We are, in a way, giving your watch a vinegar steam bath. I like to leave it in overnight, but I would suggest a minimum of two hours in the sauna to see significant results (four hours should be plenty). Your mileage may vary depending on temperature and humidity. The vinegar produces a nice green patina on the watch, but if not left to dry it will mostly rinse off. The example shown below sat in the vessel for 4 hours in a warm unconditioned room in the middle of the summer.

Vinegar Fuming Variations:

2a: Heat up the vinegar ONLY until simmering before filling the vessel with it (I use a microwave). This will speed up the process significantly, but your results will not be consistent. Imagine makeup + rain and you get the picture.

2b: Place the watch into the vessel before you pour in the vinegar. Pour the vinegar onto the watch into the vessel, and then sprinkle with salt. Salt makes everything better…don’t you agree? If you are a pirate, then be sure to use sea salt.


If you read Method 2 and thought to yourself "this isn’t producing enough noxious repulsive fumes," then Ammonia Fuming is the method for you. Follow all the same steps and procedures as Vinegar Fuming, but swap out your vinegar for Ammonia. Ammonia will produce much more exaggerated results, also the color produced tends to be more blue than green.
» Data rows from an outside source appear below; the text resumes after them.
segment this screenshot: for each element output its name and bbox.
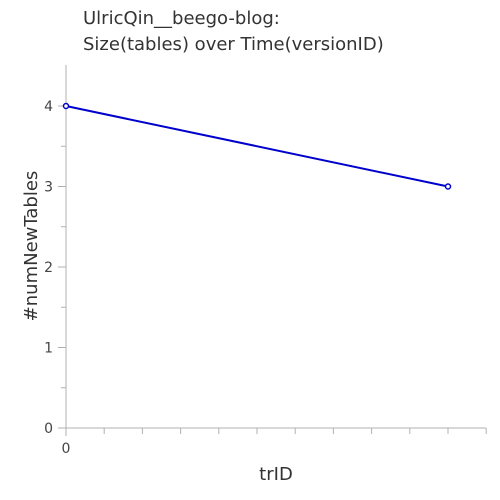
x-axis-ticks: [65, 428, 487, 436]
y-tick-label-3: 3: [44, 180, 53, 196]
y-tick-label-2: 2: [44, 260, 53, 276]
y-tick-label-0: 0: [44, 421, 53, 437]
y-axis-ticks: 0 1 2 3 4: [44, 99, 66, 437]
chart-title-line-2: Size(tables) over Time(versionID): [83, 34, 384, 55]
y-tick-label-1: 1: [44, 341, 53, 357]
y-tick-label-4: 4: [44, 99, 53, 115]
y-axis-label: #numNewTables: [21, 171, 42, 322]
series-layer: [62, 102, 452, 190]
x-tick-label-0: 0: [62, 441, 71, 457]
data-point-0: [62, 102, 70, 110]
x-axis-label: trID: [259, 464, 293, 485]
data-point-1: [444, 183, 452, 190]
series-line-0: [65, 105, 449, 188]
chart-title-line-1: UlricQin__beego-blog:: [83, 8, 280, 29]
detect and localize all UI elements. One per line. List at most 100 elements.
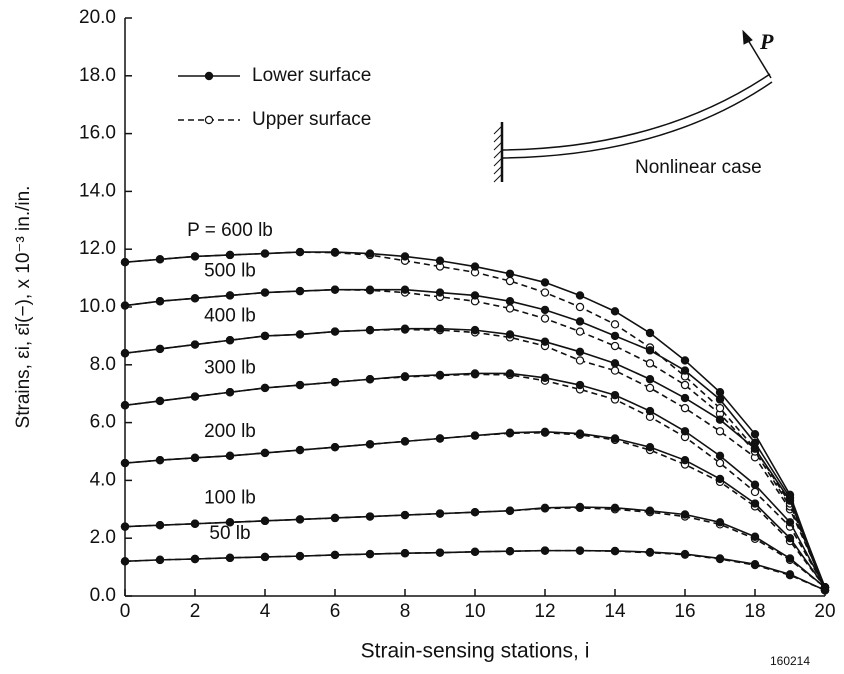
data-point bbox=[400, 549, 410, 558]
data-point bbox=[750, 438, 760, 448]
data-point bbox=[680, 380, 690, 390]
data-point bbox=[645, 547, 655, 557]
data-point bbox=[400, 372, 410, 381]
legend-label: Lower surface bbox=[252, 65, 371, 86]
data-point bbox=[330, 377, 340, 387]
data-point bbox=[190, 519, 200, 528]
x-tick-label: 0 bbox=[120, 601, 131, 622]
data-point bbox=[575, 302, 585, 312]
data-point bbox=[120, 401, 130, 410]
y-axis-title: Strains, εi, ε̄i(−), x 10⁻³ in./in. bbox=[13, 186, 34, 429]
data-point bbox=[155, 344, 165, 354]
data-point bbox=[155, 255, 165, 264]
data-point bbox=[505, 276, 515, 286]
data-point bbox=[785, 570, 795, 579]
curve-label: 400 lb bbox=[204, 305, 256, 326]
data-point bbox=[190, 252, 200, 261]
data-point bbox=[330, 327, 340, 336]
data-point bbox=[715, 427, 725, 436]
data-point bbox=[260, 288, 270, 297]
data-point bbox=[470, 431, 480, 440]
curve-label: 200 lb bbox=[204, 421, 256, 442]
data-point bbox=[575, 502, 585, 512]
data-point bbox=[295, 445, 305, 455]
data-point bbox=[365, 325, 375, 335]
x-tick-label: 14 bbox=[604, 601, 626, 622]
data-point bbox=[505, 330, 515, 339]
data-point bbox=[610, 546, 620, 556]
y-tick-label: 10.0 bbox=[79, 296, 116, 317]
data-point bbox=[225, 388, 235, 397]
y-tick-label: 14.0 bbox=[79, 180, 116, 201]
force-label: P bbox=[759, 29, 774, 54]
data-point bbox=[155, 520, 165, 530]
data-point bbox=[435, 548, 445, 557]
data-point bbox=[260, 249, 270, 258]
data-point bbox=[435, 256, 445, 265]
curve-label: 100 lb bbox=[204, 487, 256, 508]
data-point bbox=[330, 550, 340, 560]
data-point bbox=[785, 490, 795, 500]
data-point bbox=[470, 547, 480, 556]
data-point bbox=[715, 518, 725, 527]
x-tick-label: 12 bbox=[534, 601, 555, 622]
data-point bbox=[260, 383, 270, 393]
data-point bbox=[575, 317, 585, 326]
data-point bbox=[365, 249, 375, 258]
data-point bbox=[155, 555, 165, 565]
data-point bbox=[190, 453, 200, 463]
data-point bbox=[435, 509, 445, 518]
data-point bbox=[295, 551, 305, 561]
data-point bbox=[190, 294, 200, 303]
data-point bbox=[505, 506, 515, 515]
data-point bbox=[295, 515, 305, 524]
data-point bbox=[750, 487, 760, 497]
data-point bbox=[610, 366, 620, 375]
data-point bbox=[120, 458, 130, 468]
data-point bbox=[820, 586, 830, 595]
data-point bbox=[610, 341, 620, 351]
data-point bbox=[470, 262, 480, 271]
data-point bbox=[505, 369, 515, 378]
data-point bbox=[365, 549, 375, 559]
data-point bbox=[365, 512, 375, 521]
data-point bbox=[435, 324, 445, 333]
data-point bbox=[575, 356, 585, 365]
data-point bbox=[155, 396, 165, 406]
data-point bbox=[680, 427, 690, 436]
inset-diagram bbox=[493, 29, 773, 183]
x-axis-title: Strain-sensing stations, i bbox=[361, 640, 590, 663]
data-point bbox=[645, 328, 655, 338]
data-point bbox=[645, 346, 655, 355]
data-point bbox=[610, 359, 620, 368]
data-point bbox=[295, 247, 305, 257]
data-point bbox=[470, 369, 480, 378]
data-point bbox=[645, 506, 655, 515]
data-point bbox=[470, 325, 480, 335]
data-point bbox=[750, 499, 760, 508]
data-point bbox=[225, 250, 235, 260]
data-point bbox=[715, 403, 725, 413]
data-point bbox=[505, 297, 515, 306]
curve-label: 50 lb bbox=[209, 523, 250, 544]
data-point bbox=[190, 554, 200, 564]
data-point bbox=[575, 291, 585, 300]
data-point bbox=[715, 474, 725, 484]
data-point bbox=[750, 480, 760, 489]
curve-label: P = 600 lb bbox=[187, 220, 273, 241]
data-point bbox=[295, 286, 305, 296]
data-point bbox=[785, 554, 795, 563]
y-tick-label: 16.0 bbox=[79, 123, 116, 144]
data-point bbox=[645, 383, 655, 393]
y-tick-label: 20.0 bbox=[79, 7, 116, 28]
data-point bbox=[365, 375, 375, 384]
data-point bbox=[330, 247, 340, 257]
x-tick-label: 4 bbox=[260, 601, 271, 622]
x-tick-label: 6 bbox=[330, 601, 341, 622]
x-tick-label: 18 bbox=[744, 601, 765, 622]
data-point bbox=[680, 549, 690, 559]
data-point bbox=[540, 546, 550, 555]
data-point bbox=[680, 393, 690, 403]
data-point bbox=[715, 415, 725, 424]
data-point bbox=[225, 553, 235, 563]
Before and after:

Hello beautiful.


This may be the mother of all patina methods, and for a good reason: This method produces the darkest forced patina I have seen, and works in the shortest amount of time. Unlike vinegar and ammonia, you will not notice much built-up oxidation, rather a beautiful dark tan (I like to use Liver of Sulfur as a final step in a forced patina recipe, but more on that later.) This method takes a mere hour from start to finish - if that. The most difficult part is sourcing Liver of Sulfur. It’s available online, but that means you need to plan ahead! I use the XL GEL brand.

Using your Chinese food soup container, you’re going to make a nice warm bath for your timepiece. Fill the container about half way up with warm water straight from the tap; it shouldn't be scalding, but nice and warm. The warmer the water the faster it will work, but don’t kill your watch! (When in doubt just make sure you can hold your hand inside the water without discomfort.) Next you’re going to take about two teaspoons of the Liver of Sulphur gel and mix it in with the warm water. You will now notice the foul stench. Somebody didn’t flush.

The dip is now ready for your watch. Tie a string around one of the lug bars to allow for easy dipping. You’ll want to check the watch frequently if you are looking for a specific coloration.

Once the watch is inside the bath it will be a matter of seconds before the Liver of Sulfur starts working its magic, and it will continue to work for about an hour.

The Liver of Sulfur works even when the watch is out of the solution, so if you want to halt the process and keep a specific shade of patina, dip the watch in a mild mix of baking soda and water (about two teaspoons baking soda to one cup of water).


Although I have described all these methods separately, I tend to use them all on my watches. I have listed them in the order that I use them, but feel free to experiment and substitute ingredients.

And feel free to give your watch a little rub between methods, this is where science meets art.

I can’t wait to see your results!

One last thing: No matter what methods you choose don’t forget to patina your buckles! (Or button stud, if you have a FormFunctionForm strap). No one wants to walk around with a mismatched bronze watch and buckle.

That is the gist of it. I tried to be as brief as possible, but if I missed something, tough cookies. Go Google it.

Note: If you choose to use these or any other techniques to force a patina on your watch, you do so at your own risk. These methods are generally safe but chemical exposure may etch some alloys and will almost certainly void the manufacturer's warranty. Neither The Time Bum nor Mr. Alastor is responsible for any damage that may occur.